Banker's rounding reduces systematic bias. If you always round 0.5 up (as taught in school), then averaging many rounded values produces a slight upward bias. Rounding to even distributes the rounding error equally between up and down, making it statistically unbiased. This is the IEEE 754 default rounding mode.
Exercise 2.
abs() works with different numeric types. Predict the output:
python
print(abs(-5))
print(abs(3.14))
print(abs(-0.0))
print(abs(3 + 4j))
print(type(abs(3 + 4j)))
Why does abs(3 + 4j) return 5.0 instead of a complex number? What mathematical operation does abs() perform on complex numbers?
Solution to Exercise 2
Output:
text
5
3.14
0.0
5.0
<class 'float'>
For real numbers, abs() returns the distance from zero (negating negatives). For complex numbers, abs() returns the magnitude (modulus): \(|a + bi| = \sqrt{a^2 + b^2}\). So abs(3 + 4j) = \(\sqrt{9 + 16}\) = \(\sqrt{25}\) = 5.0.

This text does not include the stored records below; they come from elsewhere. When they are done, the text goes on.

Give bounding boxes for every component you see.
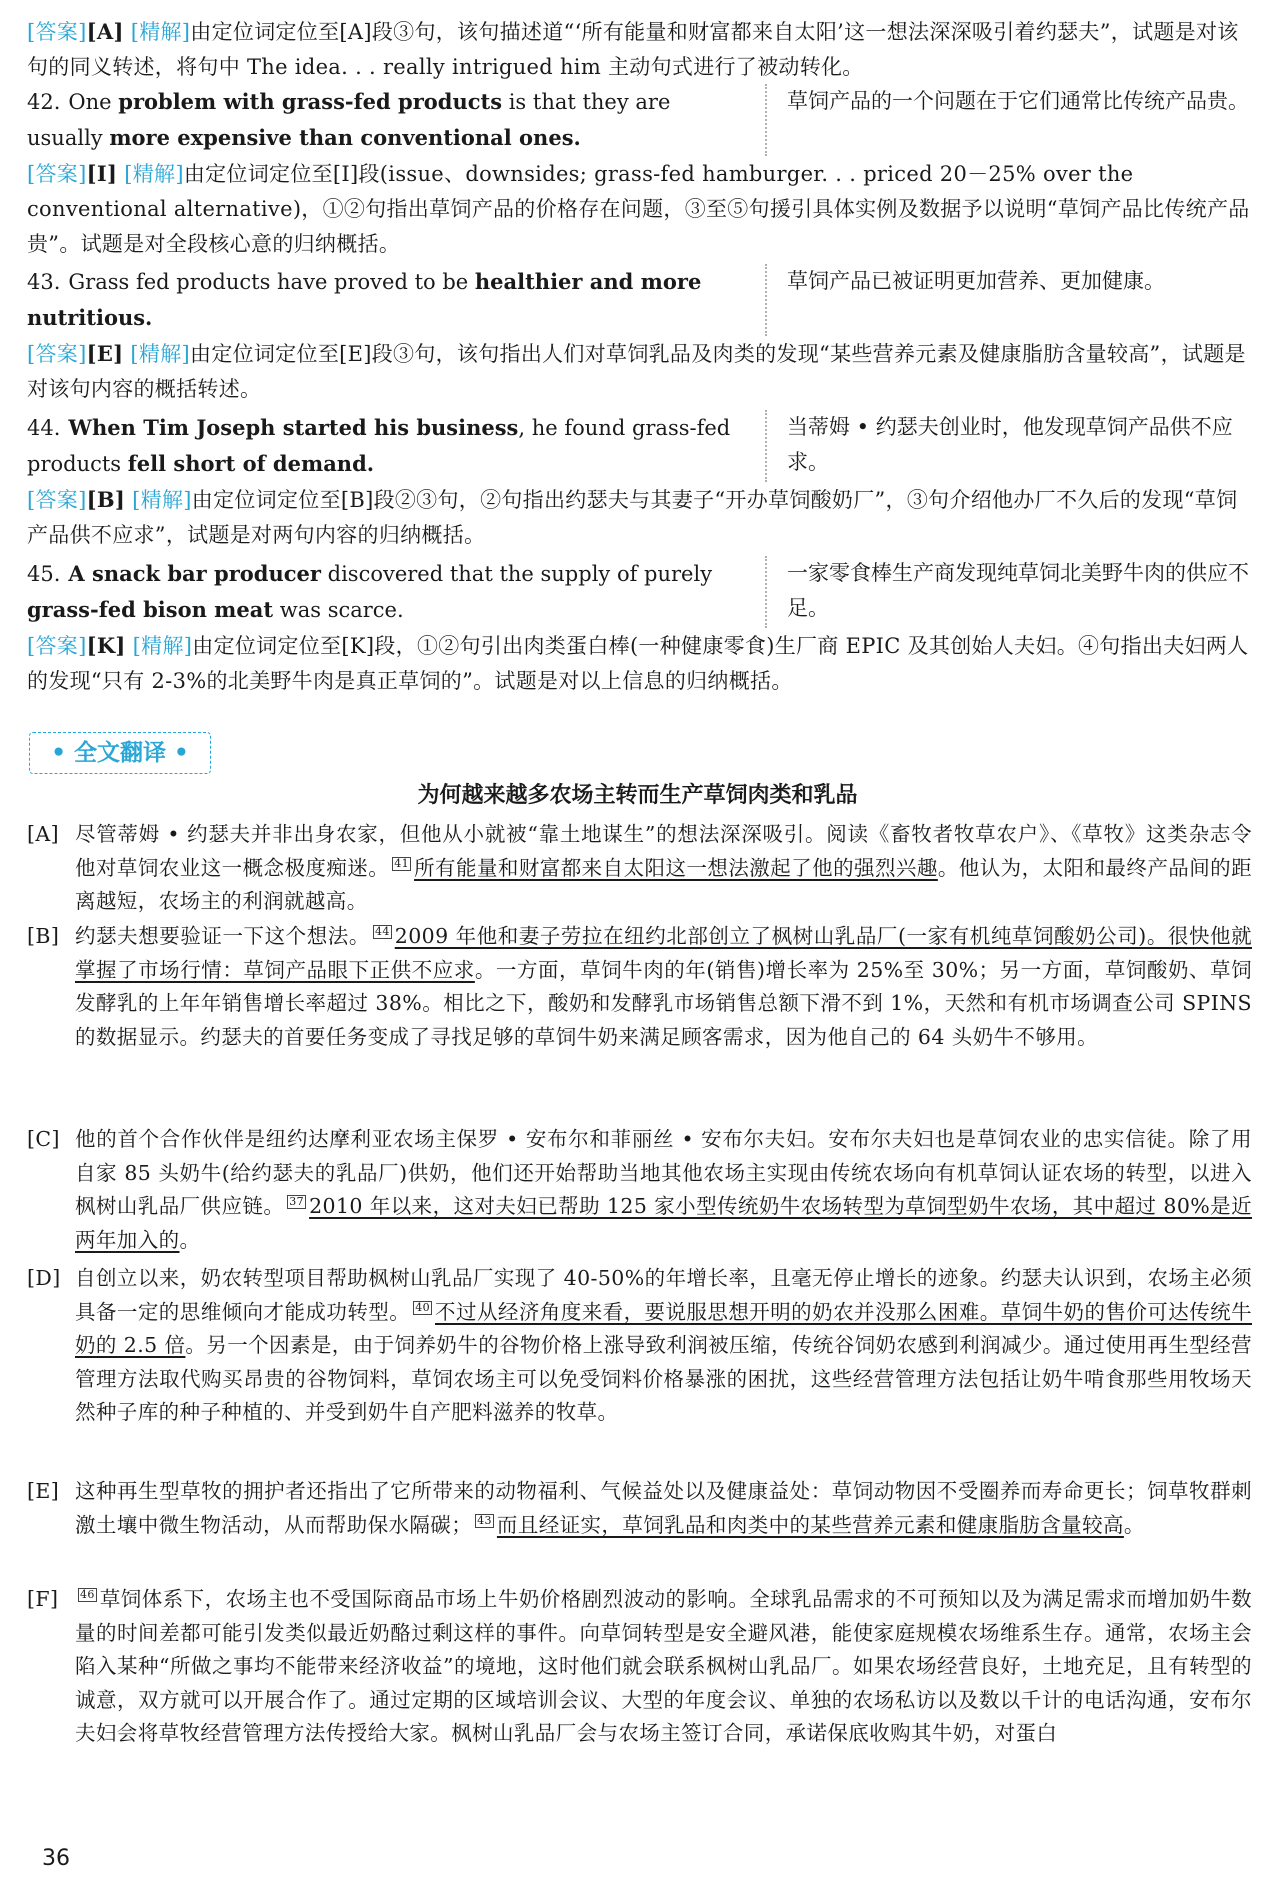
answer-letter: A xyxy=(96,19,114,44)
paragraph-label: [D] xyxy=(27,1266,61,1290)
answer-block-45: [ 答案 ] [K] [ 精解 ] 由定位词定位至[K]段，①②句引出肉类蛋白棒(一种健康零食)生厂商 EPIC 及其创始人夫妇。④句指出夫妇两人的发现“只有 2-3%的北美野牛肉是真正草饲的”。试题是对以上信息的归纳概括。 xyxy=(27,628,1252,699)
paragraph-label: [E] xyxy=(27,1479,60,1503)
explanation-text: 由定位词定位至[A]段③句，该句描述道“‘所有能量和财富都来自太阳’这一想法深深吸引着约瑟夫”，试题是对该句的同义转述，将句中 The idea. . . really intrigued him 主动句式进行了被动转化。 xyxy=(27,20,1239,79)
question-42 xyxy=(27,84,1252,156)
question-keyword: healthier and more nutritious. xyxy=(27,269,702,330)
question-marker: 44 xyxy=(374,925,390,939)
question-text: was scarce. xyxy=(273,598,404,622)
answer-letter: K xyxy=(96,633,116,658)
question-text: Grass fed products have proved to be xyxy=(68,270,475,294)
question-translation: 一家零食棒生产商发现纯草饲北美野牛肉的供应不足。 xyxy=(787,561,1249,620)
underlined-text: 而且经证实，草饲乳品和肉类中的某些营养元素和健康脂肪含量较高 xyxy=(496,1512,1124,1537)
question-translation: 草饲产品的一个问题在于它们通常比传统产品贵。 xyxy=(787,89,1249,113)
answer-block-42: [ 答案 ] [I] [ 精解 ] 由定位词定位至[I]段(issue、downsides; grass-fed hamburger. . . priced 20－25% over the conventional alternative)，①②句指出草饲产品的价格存在问题，③至⑤句援引具体实例及数据予以说明“草饲产品比传统产品贵”。试题是对全段核心意的归纳概括。 xyxy=(27,156,1252,262)
paragraph-label: [A] xyxy=(27,822,60,846)
paragraph-label: [B] xyxy=(27,924,60,948)
question-translation: 草饲产品已被证明更加营养、更加健康。 xyxy=(787,269,1165,293)
explanation-text: 由定位词定位至[I]段(issue、downsides; grass-fed hamburger. . . priced 20－25% over the conventional alternative)，①②句指出草饲产品的价格存在问题，③至⑤句援引具体实例及数据予以说明“草饲产品比传统产品贵”。试题是对全段核心意的归纳概括。 xyxy=(27,162,1250,256)
explanation-text: 由定位词定位至[E]段③句，该句指出人们对草饲乳品及肉类的发现“某些营养元素及健康脂肪含量较高”，试题是对该句内容的概括转述。 xyxy=(27,342,1246,401)
answer-letter: I xyxy=(96,161,107,186)
question-marker: 43 xyxy=(477,1513,492,1527)
question-keyword: A snack bar producer xyxy=(68,561,321,586)
underlined-text: 所有能量和财富都来自太阳这一想法激起了他的强烈兴趣 xyxy=(414,855,938,880)
paragraph-text: 草饲体系下，农场主也不受国际商品市场上牛奶价格剧烈波动的影响。全球乳品需求的不可预知以及为满足需求而增加奶牛数量的时间差都可能引发类似最近奶酪过剩这样的事件。向草饲转型是安全避风港，能使家庭规模农场维系生存。通常，农场主会陷入某种“所做之事均不能带来经济收益”的境地，这时他们就会联系枫树山乳品厂。如果农场经营良好，土地充足，且有转型的诚意，双方就可以开展合作了。通过定期的区域培训会议、大型的年度会议、单独的农场私访以及数以千计的电话沟通，安布尔夫妇会将草牧经营管理方法传授给大家。枫树山乳品厂会与农场主签订合同，承诺保底收购其牛奶，对蛋白 xyxy=(75,1587,1252,1745)
paragraph-text: 这种再生型草牧的拥护者还指出了它所带来的动物福利、气候益处以及健康益处：草饲动物因不受圈养而寿命更长；饲草牧群刺激土壤中微生物活动，从而帮助保水隔碳； xyxy=(75,1479,1252,1537)
answer-label: [ 答案 ] xyxy=(27,20,87,44)
answer-block-44: [ 答案 ] [B] [ 精解 ] 由定位词定位至[B]段②③句，②句指出约瑟夫与其妻子“开办草饲酸奶厂”，③句介绍他办厂不久后的发现“草饲产品供不应求”，试题是对两句内容的归纳概括。 xyxy=(27,482,1252,553)
paragraph-text: 他的首个合作伙伴是纽约达摩利亚农场主保罗 • 安布尔和菲丽丝 • 安布尔夫妇。安布尔夫妇也是草饲农业的忠实信徒。除了用自家 85 头奶牛(给约瑟夫的乳品厂)供奶，他们还开始帮助当地其他农场主实现由传统农场向有机草饲认证农场的转型，以进入枫树山乳品厂供应链。 xyxy=(75,1127,1252,1218)
translation-title: 为何越来越多农场主转而生产草饲肉类和乳品 xyxy=(417,783,858,808)
section-tag: • 全文翻译 • xyxy=(29,732,211,774)
paragraph-text: 。一方面，草饲牛肉的年(销售)增长率为 25%至 30%；另一方面，草饲酸奶、草饲发酵乳的上年年销售增长率超过 38%。相比之下，酸奶和发酵乳市场销售总额下滑不到 1%，天然和有机市场调查公司 SPINS 的数据显示。约瑟夫的首要任务变成了寻找足够的草饲牛奶来满足顾客需求，因为他自己的 64 头奶牛不够用。 xyxy=(75,957,1252,1049)
question-text: discovered that the supply of purely xyxy=(320,562,713,586)
paragraph-text: 尽管蒂姆 • 约瑟夫并非出身农家，但他从小就被“靠土地谋生”的想法深深吸引。阅读《畜牧者牧草农户》、《草牧》这类杂志令他对草饲农业这一概念极度痴迷。 xyxy=(75,822,1252,880)
paragraph-label: [C] xyxy=(27,1127,60,1151)
explanation-text: 由定位词定位至[B]段②③句，②句指出约瑟夫与其妻子“开办草饲酸奶厂”，③句介绍他办厂不久后的发现“草饲产品供不应求”，试题是对两句内容的归纳概括。 xyxy=(27,488,1238,547)
answer-letter: E xyxy=(96,341,114,366)
explain-label: [ 精解 ] xyxy=(132,488,192,512)
explain-label: [ 精解 ] xyxy=(130,342,190,366)
paragraph-label: [F] xyxy=(27,1587,59,1611)
question-43 xyxy=(27,264,1252,336)
question-text: One xyxy=(68,90,119,114)
answer-letter: B xyxy=(96,487,115,512)
paragraph-c xyxy=(27,1123,1252,1257)
paragraph-b xyxy=(27,920,1252,1054)
question-keyword: problem with grass-fed products xyxy=(118,89,503,114)
question-marker: 46 xyxy=(80,1588,95,1602)
question-number: 42. xyxy=(27,90,61,114)
question-number: 45. xyxy=(27,562,61,586)
paragraph-d xyxy=(27,1262,1252,1430)
question-marker: 37 xyxy=(289,1195,305,1209)
underlined-text: 2009 年他和妻子劳拉在纽约北部创立了枫树山乳品厂(一家有机纯草饲酸奶公司)。很快他就掌握了市场行情：草饲产品眼下正供不应求 xyxy=(75,924,1253,982)
question-45 xyxy=(27,556,1252,628)
underlined-text: 2010 年以来，这对夫妇已帮助 125 家小型传统奶牛农场转型为草饲型奶牛农场，其中超过 80%是近两年加入的 xyxy=(75,1194,1253,1252)
question-keyword: more expensive than conventional ones. xyxy=(109,125,581,150)
explain-label: [ 精解 ] xyxy=(124,162,184,186)
paragraph-a xyxy=(27,818,1252,919)
answer-label: [ 答案 ] xyxy=(27,488,87,512)
paragraph-text: 。另一个因素是，由于饲养奶牛的谷物价格上涨导致利润被压缩，传统谷饲奶农感到利润减少。通过使用再生型经营管理方法取代购买昂贵的谷物饲料，草饲农场主可以免受饲料价格暴涨的困扰，这些经营管理方法包括让奶牛啃食那些用牧场天然种子库的种子种植的、并受到奶牛自产肥料滋养的牧草。 xyxy=(75,1333,1252,1424)
page-number: 36 xyxy=(42,1846,70,1871)
explain-label: [ 精解 ] xyxy=(131,20,191,44)
question-keyword: When Tim Joseph started his business xyxy=(68,415,519,440)
answer-block-43: [ 答案 ] [E] [ 精解 ] 由定位词定位至[E]段③句，该句指出人们对草饲乳品及肉类的发现“某些营养元素及健康脂肪含量较高”，试题是对该句内容的概括转述。 xyxy=(27,336,1252,407)
explain-label: [ 精解 ] xyxy=(133,634,193,658)
answer-block-41: [ 答案 ] [A] [ 精解 ] 由定位词定位至[A]段③句，该句描述道“‘所有能量和财富都来自太阳’这一想法深深吸引着约瑟夫”，试题是对该句的同义转述，将句中 The idea. . . really intrigued him 主动句式进行了被动转化。 xyxy=(27,14,1252,85)
question-keyword: fell short of demand. xyxy=(127,451,375,476)
answer-label: [ 答案 ] xyxy=(27,162,87,186)
paragraph-text: 自创立以来，奶农转型项目帮助枫树山乳品厂实现了 40-50%的年增长率，且毫无停止增长的迹象。约瑟夫认识到，农场主必须具备一定的思维倾向才能成功转型。 xyxy=(75,1266,1252,1324)
question-translation: 当蒂姆 • 约瑟夫创业时，他发现草饲产品供不应求。 xyxy=(787,415,1233,474)
question-marker: 41 xyxy=(394,856,410,870)
paragraph-text: 。他认为，太阳和最终产品间的距离越短，农场主的利润就越高。 xyxy=(75,855,1253,913)
question-text: , he found grass-fed products xyxy=(27,416,731,476)
question-44 xyxy=(27,410,1252,482)
underlined-text: 不过从经济角度来看，要说服思想开明的奶农并没那么困难。草饲牛奶的售价可达传统牛奶的 2.5 倍 xyxy=(75,1299,1252,1357)
question-number: 43. xyxy=(27,270,61,294)
question-number: 44. xyxy=(27,416,61,440)
question-marker: 40 xyxy=(415,1300,430,1314)
explanation-text: 由定位词定位至[K]段，①②句引出肉类蛋白棒(一种健康零食)生厂商 EPIC 及其创始人夫妇。④句指出夫妇两人的发现“只有 2-3%的北美野牛肉是真正草饲的”。试题是对以上信息的归纳概括。 xyxy=(27,634,1249,693)
question-keyword: grass-fed bison meat xyxy=(27,597,274,622)
paragraph-e xyxy=(27,1475,1252,1542)
question-text: is that they are usually xyxy=(27,90,671,150)
answer-label: [ 答案 ] xyxy=(27,342,87,366)
answer-label: [ 答案 ] xyxy=(27,634,87,658)
paragraph-f xyxy=(27,1583,1252,1751)
paragraph-text: 。 xyxy=(1123,1512,1145,1537)
paragraph-text: 。 xyxy=(179,1227,201,1252)
paragraph-text: 约瑟夫想要验证一下这个想法。 xyxy=(75,924,370,948)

The result is a float, not a complex number, because magnitude is always a non-negative real number. Note abs(-0.0) returns 0.0 (positive zero), not -0.0.
Exercise 3.
round() with negative ndigits rounds to powers of 10. Predict the output:
python
print(round(1234, -1))
print(round(1234, -2))
print(round(1250, -2))
print(round(1350, -2))
print(round(1234, 0))
print(type(round(1234, 0)))
What type does round(1234, 0) return? How does this compare to round(1234) (without ndigits)? What is the rule for the return type?
Solution to Exercise 3
Output:
text
1230
1200
1200
1400
1234
<class 'int'>
Negative ndigits rounds to the left of the decimal point: -1 rounds to tens, -2 rounds to hundreds. Banker's rounding still applies: 1250 is halfway between 1200 and 1300, so it rounds to 1200 (even hundreds).
Return type behavior:
round(x)(nondigits) always returns anintround(x, ndigits)returns a number whose type matches the input type
python
round(1234) # int → 1234
round(1234, 0) # int → 1234
round(1234.0, 0) # float → 1234.0
If ndigits is omitted, the result is always int. If ndigits is provided, the result matches the input type (int in → int out, float in → float out). This distinction matters when the return type is used in further calculations.